Above, I discussed the various ways in which Blackberry failed to recognize the importance of innovation and transformative change in its business model, two characteristics that entrepreneurs and Canadian industries need to internalize and understand if they are to survive in a global economy. Unfortunately, there is no algorithm for innovation. Anticipating the future, especially future markets is at best a guessing game and at worst can lead to everything from poor product design to marketing failures. Short-term visions will not work in the 21st century and Blackberry was overwhelmingly short sighted when it became aware of Apple’s efforts to create a phone. This is in large measure part of the explanation for their present crisis. However, it is important to understand how a culture of complacency can be sustained when all the signs point in a different direction.
Nortel tried to avoid what is happening to Blackberry when it created the position of VP for Disruptive Technology.
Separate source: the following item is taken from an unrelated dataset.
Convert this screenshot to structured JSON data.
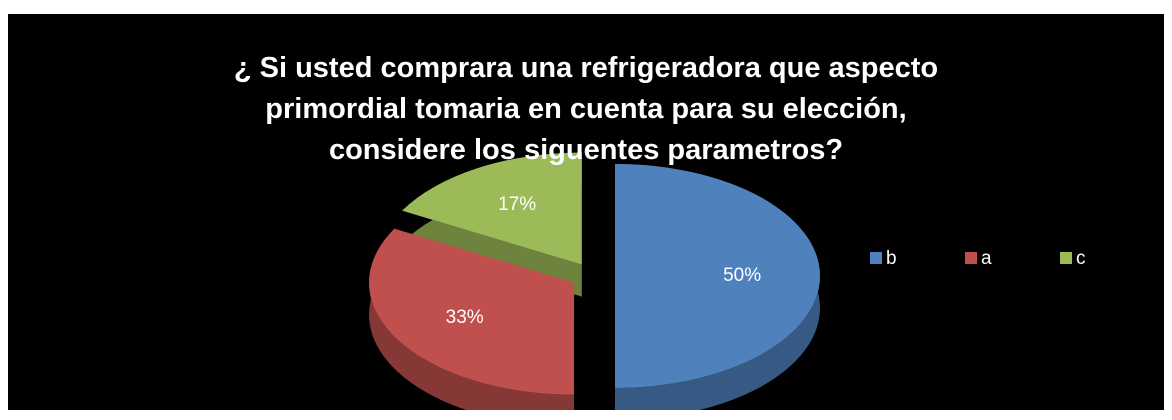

I participated in a two-day workshop (in 2001) organized by the VP, Claudine Simson to examine the implications of mobility and cultural change on the telephone industry and can honestly say that although it was a terrific meeting, no one anticipated what was on the horizon. It is always easy to make retrospective claims that companies and the people running them should have been more prepared. It is far harder to engage in futurist thinking that will lead to products that will not only respond to market forces, but also create new markets.
Complacency is often the result of uninspired leadership. The scariest thing for leaders is to contradict themselves or to honestly acknowledge that their plans and their hunches may have been wrong. Blackberry and Nortel before it, needed more than disruption, they needed weeks if not months of brainstorming, workshops and analysis. The focus of planning should have been software, ease of use and design standards. Blackberry was in love with its hardware, something it reproduced in its latest designs. But, their software and with it, their operating system never changed even when Apple showed them not only simplicity but a range of new and diverse functions. The new phones they produced over the last year are indistinguishable from the clutter of products now being produced all over the world.
Why did they end up with the same form factor and the same shape and look of the iPhone? Even Samsung experiments with shape and size and tests the consumer’s appetite for new ways of using their phones. The result is that they are “seen” to be innovative even when they are not doing something new. And for those who suggest that the phones we have today are the phones we will have in five years, look back no further than five years ago. The first iPhone seems clunky and archaic, not unlike the phones that Blackberry produced in 2013. Cultures of innovation have to be nurtured throughout an organization. Every company should be into research and development and ready to shift when the conditions are ripe. Sadly, Canada’s R&D culture is at best derivative and at worst does not have the hungry need to reinvent not only products but also the very process of innovation itself.